What can lessons look like in times of the Covid-19 pandemic? For 90 economists in educational research, one thing is clear: schools and daycare centers must be reopened for all children and young people.

The new everyday school life: Lessons in a fourth grade in Hamburg.

Dhe politicians must better communicate how education in schools and daycare centers will continue. This is what more than ninety economists from educational research are calling for in a joint paper. It appeared before the federal-state consultations on Wednesday, which should also be about further easing in the education sector. The current lack of clarity leads to great uncertainty among teachers, parents and students and must be eliminated, write the researchers. They ask politicians to present the content and sequence of measures in various scenarios of the pandemic – from pessimistic to optimistic.

For the signatories of the appeal, it is clear: schools and daycare centers must be reopened for all children and young people, of course subject to the stipulation of “social distancing”. This is only possible with a combination of classroom teaching and structured distance learning. “The face-to-face lessons should be organized as small group lessons,” the paper says. “Shift lessons” at different times of the day are also conceivable. School is about mutual, interactive learning, distance teaching is about deepening. It is conceivable to concentrate on the core subjects German, mathematics and English.

It is more difficult to keep your distance in the lower grades and daycare centers. In the opinion of economists, children should be able to attend daycare for at least a few half-days. “This must be done in small groups in which chains of infection can be followed if necessary.” In addition, open-air formats should be included. Families with dependent children up to the age of around twelve should be explicitly encouraged to share care and educational responsibilities. For example, up to four families could get together and take turns or hire a specialist.

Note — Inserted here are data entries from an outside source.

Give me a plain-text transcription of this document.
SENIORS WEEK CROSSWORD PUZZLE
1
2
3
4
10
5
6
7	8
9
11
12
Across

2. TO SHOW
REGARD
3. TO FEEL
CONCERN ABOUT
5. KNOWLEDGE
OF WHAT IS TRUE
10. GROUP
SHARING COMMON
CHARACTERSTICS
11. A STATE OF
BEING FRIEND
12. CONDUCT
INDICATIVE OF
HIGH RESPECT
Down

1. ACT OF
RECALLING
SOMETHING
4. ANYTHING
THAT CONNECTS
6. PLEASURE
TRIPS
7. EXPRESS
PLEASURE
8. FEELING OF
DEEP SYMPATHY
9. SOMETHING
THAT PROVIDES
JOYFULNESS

Warning of the consequences of the school closings

It is now very important to develop distance learning further, the researchers note. In their view, politics must direct schools to ensure this new form of teaching for all students. And the students would have to be obliged to report back when they have completed tasks at home. It is the task of the school authorities to organize teacher training courses on digital teaching as quickly as possible. Regular personal contact between teachers and students via video conference or at least telephone is essential. “Any missing end devices must be made available at short notice.” Should distance learning nevertheless not be possible, the affected pupils would have to be included in emergency training. For children from poor families, the researchers are also calling for “catching-up additional funding”, for example funding programs during school and day-care vacations.

They warn urgently of the serious consequences of the school closings. Not only is nothing new to be learned, but skills that have already been acquired are gradually being lost. The likelihood of dropping out of school is increasing, graduation rates could decrease. In the longer term, the risk of becoming unemployed increases.